Sun, August 10, 10:00 to 11:00am, East Tower, Hyatt Regency Chicago, Floor: Ballroom Level/Gold, Grand Ballroom B

Abstract

The US-Mexico remittance corridor is one of the world’s most consistent and abundant. In 2020 the COVID-19 pandemic’s disproportional negative impact on Latinx immigrants and specifically Mexican immigrants threatened this corridor. Yet after an initial drop, remittance sums to Mexico rebounded and continued to grow. This raised questions about the remitters facing both COVID-19 hardship and simultaneously maintaining remittance flows: who were the Mexican immigrants struggling to remit? What parts of the pandemic experience—ranging from health to economic issues—hurt their ability to remit?
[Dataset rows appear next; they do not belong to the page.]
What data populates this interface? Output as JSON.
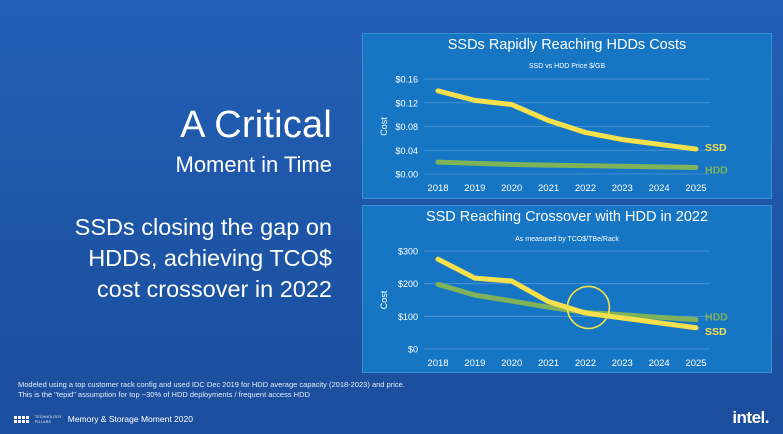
{
  "slide": {
    "title_main": "A Critical",
    "title_sub": "Moment in Time",
    "body_lines": [
      "SSDs closing the gap on",
      "HDDs, achieving TCO$",
      "cost crossover in 2022"
    ],
    "footnote_lines": [
      "Modeled using a top customer rack config and used IDC Dec 2019 for HDD average capacity (2018-2023) and price.",
      "This is the \"tepid\" assumption for top ~30% of HDD deployments / frequent access HDD"
    ],
    "footer_brand": "Memory & Storage Moment 2020",
    "brand_tiny_1": "TECHNOLOGY",
    "brand_tiny_2": "PILLARS",
    "logo": "intel."
  },
  "colors": {
    "ssd": "#f6e04b",
    "hdd": "#7fb35a",
    "panel": "#1676c4",
    "grid": "#4f97d6",
    "crossover_circle": "#f6e04b"
  },
  "chart_data": [
    {
      "type": "line",
      "title": "SSDs Rapidly Reaching HDDs Costs",
      "subtitle": "SSD vs HDD Price $/GB",
      "ylabel": "Cost",
      "xlabel": "",
      "x": [
        "2018",
        "2019",
        "2020",
        "2021",
        "2022",
        "2023",
        "2024",
        "2025"
      ],
      "ylim": [
        0,
        0.16
      ],
      "yticks": [
        0,
        0.04,
        0.08,
        0.12,
        0.16
      ],
      "ytick_labels": [
        "$0.00",
        "$0.04",
        "$0.08",
        "$0.12",
        "$0.16"
      ],
      "grid": true,
      "series": [
        {
          "name": "SSD",
          "color": "#f6e04b",
          "values": [
            0.14,
            0.124,
            0.117,
            0.09,
            0.07,
            0.058,
            0.05,
            0.042
          ]
        },
        {
          "name": "HDD",
          "color": "#7fb35a",
          "values": [
            0.02,
            0.018,
            0.016,
            0.015,
            0.014,
            0.013,
            0.012,
            0.011
          ]
        }
      ]
    },
    {
      "type": "line",
      "title": "SSD Reaching Crossover with HDD in 2022",
      "subtitle": "As measured by TCO$/TBe/Rack",
      "ylabel": "Cost",
      "xlabel": "",
      "x": [
        "2018",
        "2019",
        "2020",
        "2021",
        "2022",
        "2023",
        "2024",
        "2025"
      ],
      "ylim": [
        0,
        300
      ],
      "yticks": [
        0,
        100,
        200,
        300
      ],
      "ytick_labels": [
        "$0",
        "$100",
        "$200",
        "$300"
      ],
      "grid": true,
      "series": [
        {
          "name": "HDD",
          "color": "#7fb35a",
          "values": [
            198,
            165,
            147,
            128,
            112,
            105,
            97,
            90
          ]
        },
        {
          "name": "SSD",
          "color": "#f6e04b",
          "values": [
            275,
            217,
            208,
            145,
            110,
            95,
            80,
            65
          ]
        }
      ],
      "annotation": {
        "type": "circle",
        "x": "2022",
        "y": 118
      }
    }
  ]
}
Moreover, what strategies allowed them to sustain remittance flows in the face of COVID-19? This analysis tackles these questions drawing on an original 2021-2022 survey on Mexican and Mexican American remitters in the United States (N=419). Using these original data, this analysis: models which remitters were most likely to report experiencing pandemic hardship, details descriptive findings on what elements of the pandemic hurt respondents’ ability to remit as well as what strategies respondents used to maintain their remitting. Second to household income, the strongest predictor of hardship was the respondent’s linguistic preference: with those who opted to take the survey in Spanish being much more likely to struggle. Further, most respondents reported struggling to remit due to the pandemic’s economic rather than health repercussions. To continue remitting, respondents reported utilizing multiple strategies: predominantly utilizing their savings. Findings bring a remitter-end perspective to the literature on crisis and remittances as well as act as another example of resilience in post-COVID literature.